2023: Lawyer goes to court over Atiku’s citizenship
A lawyer , Johnmary Jideobi, has approached a Federal High Court in Abuja to challenge the eligibility of former Vice-President Atiku Abubakar, to contest the presidency in 2023.
Atiku was, on Saturday, elected to represent the Peoples Democratic Party (PDP) as the party’s presidential candidate in the 2023 general election.
The plaintiff, in the suit marked FHC/ABJ/CS/751/2022, is contending that Atiku is not constitutionally qualified to participate in the presidential poll.

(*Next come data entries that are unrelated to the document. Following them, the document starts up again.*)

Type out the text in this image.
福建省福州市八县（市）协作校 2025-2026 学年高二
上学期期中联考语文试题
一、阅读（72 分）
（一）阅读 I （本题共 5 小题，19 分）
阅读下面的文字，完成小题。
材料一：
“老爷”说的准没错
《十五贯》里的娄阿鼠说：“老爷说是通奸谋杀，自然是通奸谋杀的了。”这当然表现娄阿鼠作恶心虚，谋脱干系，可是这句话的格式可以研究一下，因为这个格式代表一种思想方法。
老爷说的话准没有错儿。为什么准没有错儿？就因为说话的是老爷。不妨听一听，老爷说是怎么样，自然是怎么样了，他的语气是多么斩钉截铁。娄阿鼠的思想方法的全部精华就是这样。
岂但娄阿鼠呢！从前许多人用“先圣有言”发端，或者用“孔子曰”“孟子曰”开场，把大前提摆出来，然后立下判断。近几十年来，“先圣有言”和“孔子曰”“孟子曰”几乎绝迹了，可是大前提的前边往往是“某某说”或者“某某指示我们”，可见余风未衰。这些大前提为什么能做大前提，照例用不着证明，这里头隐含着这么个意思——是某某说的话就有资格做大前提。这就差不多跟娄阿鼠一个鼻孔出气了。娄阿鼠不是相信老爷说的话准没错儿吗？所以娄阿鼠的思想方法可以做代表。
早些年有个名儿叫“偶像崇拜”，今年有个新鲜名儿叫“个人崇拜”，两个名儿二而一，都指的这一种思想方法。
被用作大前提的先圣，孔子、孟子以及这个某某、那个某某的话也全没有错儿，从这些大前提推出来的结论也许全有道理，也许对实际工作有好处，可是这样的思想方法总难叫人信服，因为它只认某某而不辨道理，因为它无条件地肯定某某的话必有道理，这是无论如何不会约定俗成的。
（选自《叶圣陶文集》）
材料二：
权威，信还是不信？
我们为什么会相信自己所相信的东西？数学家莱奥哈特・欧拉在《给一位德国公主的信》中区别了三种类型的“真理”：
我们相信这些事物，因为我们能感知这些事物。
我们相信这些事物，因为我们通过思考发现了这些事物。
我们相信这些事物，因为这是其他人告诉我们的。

In the suit, which also has the PDP and the Independent National Electoral Commission (INEC) listed as second and third defendants, Jideobi posed two legal questions for the court to determine, after which he sought seven principal reliefs.

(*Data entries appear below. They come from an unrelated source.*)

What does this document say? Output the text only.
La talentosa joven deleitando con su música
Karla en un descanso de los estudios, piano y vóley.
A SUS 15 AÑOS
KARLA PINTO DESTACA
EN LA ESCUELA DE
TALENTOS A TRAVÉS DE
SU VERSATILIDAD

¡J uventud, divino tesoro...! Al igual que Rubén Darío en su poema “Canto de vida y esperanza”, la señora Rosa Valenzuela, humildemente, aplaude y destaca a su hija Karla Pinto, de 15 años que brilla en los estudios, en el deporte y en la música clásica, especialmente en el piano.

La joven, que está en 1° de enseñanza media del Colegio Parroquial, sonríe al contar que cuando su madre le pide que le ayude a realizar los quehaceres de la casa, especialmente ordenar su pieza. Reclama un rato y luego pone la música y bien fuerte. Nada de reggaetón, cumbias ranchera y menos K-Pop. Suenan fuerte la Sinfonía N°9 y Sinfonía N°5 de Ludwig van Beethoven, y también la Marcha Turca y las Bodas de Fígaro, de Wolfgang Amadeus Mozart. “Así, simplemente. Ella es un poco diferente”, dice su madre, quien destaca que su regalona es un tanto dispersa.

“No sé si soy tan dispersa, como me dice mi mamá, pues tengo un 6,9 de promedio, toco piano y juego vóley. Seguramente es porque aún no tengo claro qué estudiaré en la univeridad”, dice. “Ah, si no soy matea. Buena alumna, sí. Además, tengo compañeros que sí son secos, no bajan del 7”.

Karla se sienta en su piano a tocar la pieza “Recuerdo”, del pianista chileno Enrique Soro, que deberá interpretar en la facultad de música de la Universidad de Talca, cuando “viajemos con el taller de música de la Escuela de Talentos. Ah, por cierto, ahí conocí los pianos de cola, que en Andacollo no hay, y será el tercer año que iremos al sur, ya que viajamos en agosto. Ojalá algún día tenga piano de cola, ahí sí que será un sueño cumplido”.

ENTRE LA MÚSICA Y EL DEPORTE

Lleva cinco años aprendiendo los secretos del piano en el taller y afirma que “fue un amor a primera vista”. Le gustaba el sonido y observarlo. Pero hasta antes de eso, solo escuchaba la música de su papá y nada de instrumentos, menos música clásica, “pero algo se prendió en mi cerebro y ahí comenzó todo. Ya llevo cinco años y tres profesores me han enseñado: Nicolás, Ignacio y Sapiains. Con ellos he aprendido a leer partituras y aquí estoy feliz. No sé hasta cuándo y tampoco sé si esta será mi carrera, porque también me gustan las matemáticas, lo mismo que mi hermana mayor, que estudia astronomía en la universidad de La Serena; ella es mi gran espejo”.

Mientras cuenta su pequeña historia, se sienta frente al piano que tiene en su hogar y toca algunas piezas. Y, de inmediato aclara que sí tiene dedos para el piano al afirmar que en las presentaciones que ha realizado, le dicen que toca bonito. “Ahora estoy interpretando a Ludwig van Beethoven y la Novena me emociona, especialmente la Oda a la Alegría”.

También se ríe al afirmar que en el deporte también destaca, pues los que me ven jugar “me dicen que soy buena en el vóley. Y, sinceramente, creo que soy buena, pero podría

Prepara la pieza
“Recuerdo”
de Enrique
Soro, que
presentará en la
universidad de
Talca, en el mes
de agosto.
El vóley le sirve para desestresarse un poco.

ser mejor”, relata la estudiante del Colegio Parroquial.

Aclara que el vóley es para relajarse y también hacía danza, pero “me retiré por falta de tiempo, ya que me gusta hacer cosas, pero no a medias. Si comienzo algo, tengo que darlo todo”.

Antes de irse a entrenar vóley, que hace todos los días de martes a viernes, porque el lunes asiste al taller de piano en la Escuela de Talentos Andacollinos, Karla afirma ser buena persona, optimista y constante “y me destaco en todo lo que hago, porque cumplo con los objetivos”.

The Attorney-General of the Federation (AGF) is the fourth defendant in the matter.
The plaintiff is asking the court to determine “whether by the combined provisions of sections 1(1) & (2), 25 and 131(a) of the Constitution of the Federal Republic of Nigeria, 1999 (as amended), only a Nigeria citizen by birth can contest for the office of the president of the Federal Republic of Nigeria”.

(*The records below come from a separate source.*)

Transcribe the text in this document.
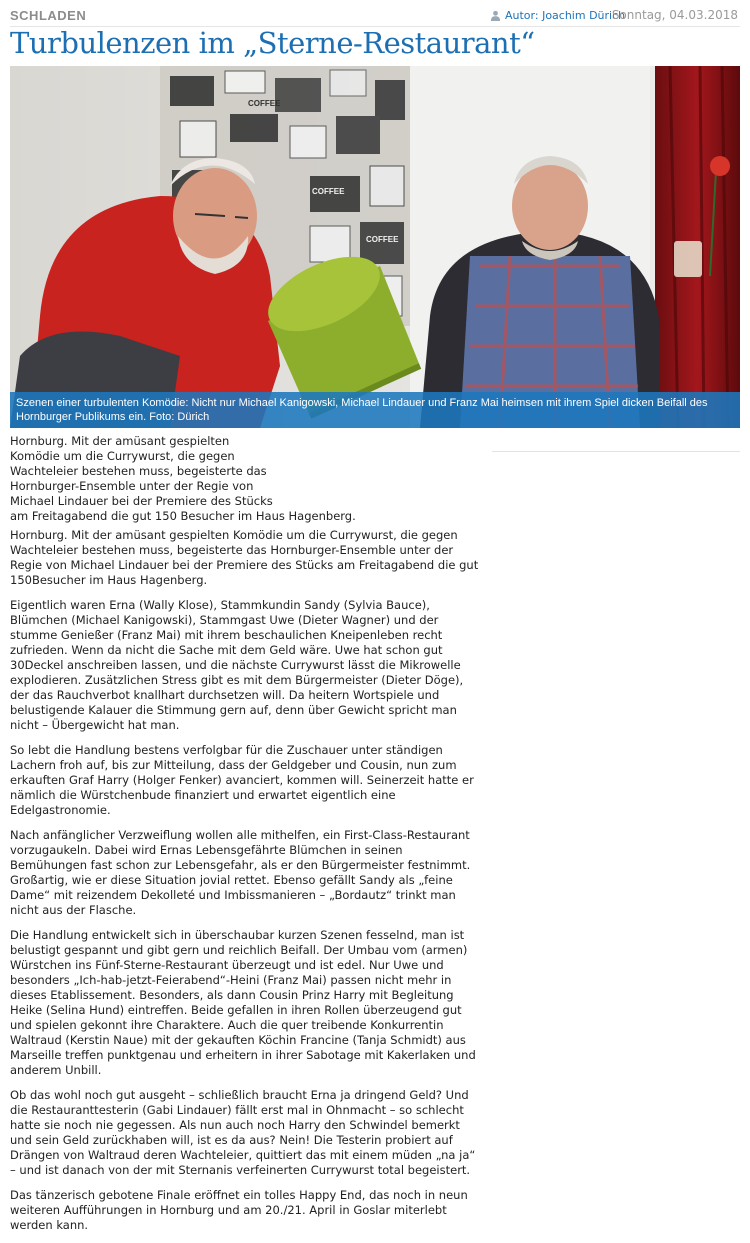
SCHLADEN	Autor: Joachim Dürich
Sonntag, 04.03.2018
Turbulenzen im „Sterne-Restaurant“
COFFEE
COFFEE
COFFEE
Szenen einer turbulenten Komödie: Nicht nur Michael Kanigowski, Michael Lindauer und Franz Mai heimsen mit ihrem Spiel dicken Beifall des Hornburger Publikums ein. Foto: Dürich

Hornburg. Mit der amüsant gespielten

Komödie um die Currywurst, die gegen

Wachteleier bestehen muss, begeisterte das

Hornburger-Ensemble unter der Regie von

Michael Lindauer bei der Premiere des Stücks

am Freitagabend die gut 150 Besucher im Haus Hagenberg.

Hornburg. Mit der amüsant gespielten Komödie um die Currywurst, die gegen Wachteleier bestehen muss, begeisterte das Hornburger-Ensemble unter der Regie von Michael Lindauer bei der Premiere des Stücks am Freitagabend die gut 150Besucher im Haus Hagenberg.

Eigentlich waren Erna (Wally Klose), Stammkundin Sandy (Sylvia Bauce), Blümchen (Michael Kanigowski), Stammgast Uwe (Dieter Wagner) und der stumme Genießer (Franz Mai) mit ihrem beschaulichen Kneipenleben recht zufrieden. Wenn da nicht die Sache mit dem Geld wäre. Uwe hat schon gut 30Deckel anschreiben lassen, und die nächste Currywurst lässt die Mikrowelle explodieren. Zusätzlichen Stress gibt es mit dem Bürgermeister (Dieter Döge), der das Rauchverbot knallhart durchsetzen will. Da heitern Wortspiele und belustigende Kalauer die Stimmung gern auf, denn über Gewicht spricht man nicht – Übergewicht hat man.

So lebt die Handlung bestens verfolgbar für die Zuschauer unter ständigen Lachern froh auf, bis zur Mitteilung, dass der Geldgeber und Cousin, nun zum erkauften Graf Harry (Holger Fenker) avanciert, kommen will. Seinerzeit hatte er nämlich die Würstchenbude finanziert und erwartet eigentlich eine Edelgastronomie.

Nach anfänglicher Verzweiflung wollen alle mithelfen, ein First-Class-Restaurant vorzugaukeln. Dabei wird Ernas Lebensgefährte Blümchen in seinen Bemühungen fast schon zur Lebensgefahr, als er den Bürgermeister festnimmt. Großartig, wie er diese Situation jovial rettet. Ebenso gefällt Sandy als „feine Dame“ mit reizendem Dekolleté und Imbissmanieren – „Bordautz“ trinkt man nicht aus der Flasche.

Die Handlung entwickelt sich in überschaubar kurzen Szenen fesselnd, man ist belustigt gespannt und gibt gern und reichlich Beifall. Der Umbau vom (armen) Würstchen ins Fünf-Sterne-Restaurant überzeugt und ist edel. Nur Uwe und besonders „Ich-hab-jetzt-Feierabend“-Heini (Franz Mai) passen nicht mehr in dieses Etablissement. Besonders, als dann Cousin Prinz Harry mit Begleitung Heike (Selina Hund) eintreffen. Beide gefallen in ihren Rollen überzeugend gut und spielen gekonnt ihre Charaktere. Auch die quer treibende Konkurrentin Waltraud (Kerstin Naue) mit der gekauften Köchin Francine (Tanja Schmidt) aus Marseille treffen punktgenau und erheitern in ihrer Sabotage mit Kakerlaken und anderem Unbill.

Ob das wohl noch gut ausgeht – schließlich braucht Erna ja dringend Geld? Und die Restauranttesterin (Gabi Lindauer) fällt erst mal in Ohnmacht – so schlecht hatte sie noch nie gegessen. Als nun auch noch Harry den Schwindel bemerkt und sein Geld zurückhaben will, ist es da aus? Nein! Die Testerin probiert auf Drängen von Waltraud deren Wachteleier, quittiert das mit einem müden „na ja“ – und ist danach von der mit Sternanis verfeinerten Currywurst total begeistert.

Das tänzerisch gebotene Finale eröffnet ein tolles Happy End, das noch in neun weiteren Aufführungen in Hornburg und am 20./21. April in Goslar miterlebt werden kann.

The lawyer also wants the court to determine “whether by the combined interpretation of sections 1(1) & (2), 25(1) & (2) and 131(a) of the Constitution of the Federal Republic of Nigeria, 1999 (as amended), and giving the circumstances surrounding the birth of the 1st Defendant, he can be cleared by the 2nd and 3rd defendants to contest for the office of the president of the federal republic of Nigeria”.
Recall that this development comes months after a court had dismissed a similar case filed against Atiku prior to the 2019 elections.
In 2019, a group, the Incorporated Trustees of Egalitarian Mission for Africa, had filed a suit marked FHC/ABJ/CS/177, challenging Atiku’s eligibility to run for president on the premise that he is not a Nigerian citizen by birth.
Abubakar Malami, the AGF, in an affidavit to support the suit, had said Atiku is not a Nigerian citizen by birth and therefore, not eligible to run for president in Nigeria.
However, in the judgment delivered on February 21, 2022, Inyang Ekwo, the judge, dismissed the suit for lacking merit.
Ekwo also described the plaintiff as a “busy body”, who had no locus standi to query the citizenship of the former vice-president.